Toughest Bug Hunt

As I recall one of the WEIRDEST bugs I have ever dealt with to a team, I wanted to pose the question to the MoT community:

  • What’s the most elusive bug you’ve ever tracked down?
  • How did you find it, and what did you learn from the experience?
4 Likes

Working for an A/V company that made surveillance equipment for law enforcement, tracked down a bug that caused off sync due to processing software when the back camera was triggered and ONLY if the radio was being used!

4 Likes

I’ll have a longer write up on my blog later this month, but the short version is:

We had a pipeline running test suite few times a day. It started to fail intermittently. I realized that when it fails, then it is always the first run of the day that fails. Eventually we discovered that some of the machines had drifting clock and they showed a time that is about 15 minutes earlier. The first run of the day was around midnight UTC, and if pipeline managed to run one of few tests prone to this specific issue within these 15 minutes, then test would fail.

So basically you had to run these tests on the same hardware as Jenkins was running them, and there was about 15 minutes each day when issue could be reproduced. As you can imagine, learning all that was pretty slow process - I think it took us about a week.

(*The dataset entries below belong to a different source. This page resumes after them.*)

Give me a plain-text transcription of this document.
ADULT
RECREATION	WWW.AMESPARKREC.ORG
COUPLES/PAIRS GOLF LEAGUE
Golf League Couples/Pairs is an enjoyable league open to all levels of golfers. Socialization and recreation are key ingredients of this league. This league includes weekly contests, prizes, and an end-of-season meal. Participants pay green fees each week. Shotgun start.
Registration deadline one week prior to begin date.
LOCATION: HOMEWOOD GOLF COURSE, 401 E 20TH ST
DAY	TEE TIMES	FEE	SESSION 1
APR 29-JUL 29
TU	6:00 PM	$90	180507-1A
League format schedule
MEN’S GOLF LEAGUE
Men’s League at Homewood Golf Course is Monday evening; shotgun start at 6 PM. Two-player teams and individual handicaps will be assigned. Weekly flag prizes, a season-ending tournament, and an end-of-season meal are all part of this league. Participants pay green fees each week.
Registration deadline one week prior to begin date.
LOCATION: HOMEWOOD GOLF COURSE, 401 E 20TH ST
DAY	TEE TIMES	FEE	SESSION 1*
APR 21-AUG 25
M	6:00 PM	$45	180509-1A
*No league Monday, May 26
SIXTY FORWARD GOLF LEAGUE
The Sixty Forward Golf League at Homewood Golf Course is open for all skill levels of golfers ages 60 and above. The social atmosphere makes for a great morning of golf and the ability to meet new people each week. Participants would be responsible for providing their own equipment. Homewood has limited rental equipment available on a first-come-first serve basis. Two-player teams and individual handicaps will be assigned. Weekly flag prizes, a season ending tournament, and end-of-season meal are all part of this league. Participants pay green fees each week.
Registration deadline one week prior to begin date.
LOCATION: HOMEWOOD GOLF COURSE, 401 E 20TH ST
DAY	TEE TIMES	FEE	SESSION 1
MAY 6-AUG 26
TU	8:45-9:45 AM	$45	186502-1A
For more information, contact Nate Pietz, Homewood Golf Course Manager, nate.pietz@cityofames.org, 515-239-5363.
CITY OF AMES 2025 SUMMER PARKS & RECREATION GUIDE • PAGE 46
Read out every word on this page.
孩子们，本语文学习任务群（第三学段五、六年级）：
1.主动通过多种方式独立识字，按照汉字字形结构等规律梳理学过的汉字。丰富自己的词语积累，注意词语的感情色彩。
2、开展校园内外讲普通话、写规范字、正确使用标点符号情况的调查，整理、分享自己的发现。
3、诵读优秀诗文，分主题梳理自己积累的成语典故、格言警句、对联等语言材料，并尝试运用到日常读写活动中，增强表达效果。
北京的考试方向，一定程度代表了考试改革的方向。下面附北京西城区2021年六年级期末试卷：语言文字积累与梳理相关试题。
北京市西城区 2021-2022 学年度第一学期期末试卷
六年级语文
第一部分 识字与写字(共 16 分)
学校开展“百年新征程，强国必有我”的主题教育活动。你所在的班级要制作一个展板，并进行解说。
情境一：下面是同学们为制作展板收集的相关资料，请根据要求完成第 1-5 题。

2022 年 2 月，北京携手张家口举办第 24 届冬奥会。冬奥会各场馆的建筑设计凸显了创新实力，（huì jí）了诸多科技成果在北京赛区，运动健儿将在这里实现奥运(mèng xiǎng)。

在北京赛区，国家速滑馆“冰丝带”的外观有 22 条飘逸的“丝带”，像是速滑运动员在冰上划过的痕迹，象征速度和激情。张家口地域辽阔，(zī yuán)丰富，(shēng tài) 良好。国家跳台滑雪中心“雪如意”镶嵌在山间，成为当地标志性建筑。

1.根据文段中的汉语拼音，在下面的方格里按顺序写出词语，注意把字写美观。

Now, you might wonder why these machines had drifting clock. They had NTP client set up, but data center admins filtered out all NTP traffic to outside servers - you had to use NTP server internal to data center, and we didn’t know about it. NTP client was also super unhelpful, because it appeared to work - none of the commands we have run told us that it could not connect to specified server :person_facepalming:

2 Likes

Wow!!! That would have driven me crazy :laughing:

We had to merge the similar-but-diverged codebases for two slightly different centrifuges at the start of the project. You’ve heard of pair programming? This was quadruple-programming—four of us sitting in a conference room with one driving and projecting and the rest of us helping figure out the merge and catching mistakes.

But we missed one.

Months later we were running into a subtle bug in the rotor identification code (let’s just say the instrument had sensors that allowed it to detect which kind of rotor was installed once it was spinning fast enough). I spent days trying to track it down and I finally printed off like six pages of code, laid them out on a tabletop, climbed up on the table and walked through then line by line, crossing off lines as I checked them.

I finally found an incorrect level of nesting that we had introduced in the original merge.

2 Likes

Oh… My … Word! Nesting will be our defense against AI I tell you. That is crazy!